THIS year's Star Struck event certainly shows how appropriate its title of No Limits is, with the engaging musical numbers featuring 3500 students from Hunter and Central Coast state schools on stage and working behind the scenes showing just how much can be done with songs, dance, music and comedy.
In a segment called Beyond the Stars, for example, the song To The Sky climaxes with the rider of a bike that has wings flying away from other ensemble members.
Another song in that segment, Defying Gravity, is delivered by a female singer while two aerialists twirl around sky-blue linen cloths that hang from the ceiling.
This Star Struck has participants from 58 schools and the Hunter Signing Choir, with hundreds of teachers also involved behind the scenes. Audience members also get to take part, with a performance of the Andrew Lloyd Webber number Sing! having the audience join the ensemble in pressing the lights on their mobile phones and swinging them.
There is certainly a lot of variety in the show. In the song Time, which looks at how people change over time, a mother is greeted by increasingly older and taller versions of her son, with a final meeting that is both amusing and moving.
The Dolly Parton number 9 to 5 is used in a segment called Believe, Achieve, Succeed that has many different styles of work clothing, with male and female office workers looking unhappy in their black-and-white office suits and dresses. Another song in that segment, Working for the Weekend, has the dancers in colourful weekend-style garb such as beach shirts.
The segment Heightened Reality has people imagining how they'd like to be seen, with dancers to the song Can You Imagine That? in bright red and silver outfits.

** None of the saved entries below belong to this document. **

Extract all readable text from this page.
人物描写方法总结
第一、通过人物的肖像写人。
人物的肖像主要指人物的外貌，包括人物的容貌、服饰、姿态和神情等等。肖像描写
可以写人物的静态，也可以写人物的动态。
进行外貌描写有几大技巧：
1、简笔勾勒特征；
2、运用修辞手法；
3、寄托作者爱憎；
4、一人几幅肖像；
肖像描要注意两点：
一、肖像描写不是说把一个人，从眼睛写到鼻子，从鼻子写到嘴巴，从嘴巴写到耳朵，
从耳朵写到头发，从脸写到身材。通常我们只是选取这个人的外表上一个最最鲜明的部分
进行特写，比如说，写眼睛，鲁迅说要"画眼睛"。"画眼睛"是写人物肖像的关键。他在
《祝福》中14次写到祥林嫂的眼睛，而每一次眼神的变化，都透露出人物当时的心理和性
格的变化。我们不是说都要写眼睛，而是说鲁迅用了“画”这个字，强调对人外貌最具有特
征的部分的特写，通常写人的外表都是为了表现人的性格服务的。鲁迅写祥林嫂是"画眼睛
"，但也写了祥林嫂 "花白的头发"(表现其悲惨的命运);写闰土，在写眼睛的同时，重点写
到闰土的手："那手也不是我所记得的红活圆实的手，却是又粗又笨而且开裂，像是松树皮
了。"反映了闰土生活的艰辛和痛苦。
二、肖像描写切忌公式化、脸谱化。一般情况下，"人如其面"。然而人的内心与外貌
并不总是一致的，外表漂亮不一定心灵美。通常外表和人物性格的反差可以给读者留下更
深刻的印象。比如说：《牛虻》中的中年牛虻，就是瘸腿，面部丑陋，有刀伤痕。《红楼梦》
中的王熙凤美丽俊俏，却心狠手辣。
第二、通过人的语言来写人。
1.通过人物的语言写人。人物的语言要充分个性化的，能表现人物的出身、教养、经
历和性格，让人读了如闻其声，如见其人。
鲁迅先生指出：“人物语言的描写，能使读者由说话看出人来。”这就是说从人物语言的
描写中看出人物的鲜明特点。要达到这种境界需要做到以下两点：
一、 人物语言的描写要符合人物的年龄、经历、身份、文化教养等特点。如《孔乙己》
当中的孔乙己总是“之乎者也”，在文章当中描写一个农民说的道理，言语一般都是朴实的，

The show acknowledges what is done by people who are often neglected in Australian society. The opening delivery of the national anthem Advance Australia Fair is led by students with indigenous backgrounds, and initially sung in a Aboriginal dialect with a didgeridoo accompaniment, with the audience invited to join in when it is sung in English.
Performers in wheelchairs take part in dance routines and the Hunter Signing Choir helps to bring out songs' emotions.